Of course, with sexual liberalism now so powerfully entrenched in the established institutions of the elite sector of our culture (and, let us not kid ourselves, fully embraced by the President of the United States and the leadership of the Democratic Party), some view the defense of marriage as a lost cause. I think that is another mistake—one that sexual liberals have every reason to encourage their opponents to make, and ample resources to promote. We’ve all heard the argument (or taunt): “The acceptance of same-sex marriage on a national scale is inevitable. It’s a done deal. You had better get on the right side of history, lest you be remembered in the company of Orval Faubus.”
George says it's possible that this is true but he reminds people of other inevitable arguments. The "right" to kill unborn children was supposed to be settled in the mid-70s. But far more Americans are pro-life now than were then.

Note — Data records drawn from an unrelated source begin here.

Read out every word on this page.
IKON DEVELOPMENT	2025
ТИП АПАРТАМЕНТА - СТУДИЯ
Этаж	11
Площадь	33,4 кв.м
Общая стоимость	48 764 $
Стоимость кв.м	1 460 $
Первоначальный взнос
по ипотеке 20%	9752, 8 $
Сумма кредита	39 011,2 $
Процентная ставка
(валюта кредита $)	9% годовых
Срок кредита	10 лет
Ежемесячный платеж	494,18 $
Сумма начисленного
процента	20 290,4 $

And eugenics was embraced by all the elites in the 1920s and 1930s. That includes churches and the Supreme Court. Everyone agreed that we needed "social hygiene" as they euphemistically called it. Only the most backward religious people seemed to have a problem with it. Only the most backward religious folks were on the "wrong side of history" as progressives put it.
Now, maybe it's true that marriage as a conjugal union of man and wife is done for. But the inevitability arguments have been made before on other hot-button issues, too.
Same-sex marriage and the assaults on liberty and equality that follow in its wake are “inevitable” only if defenders of marriage make their adversaries’ prophecies self-fulfilling ones, by buying into them.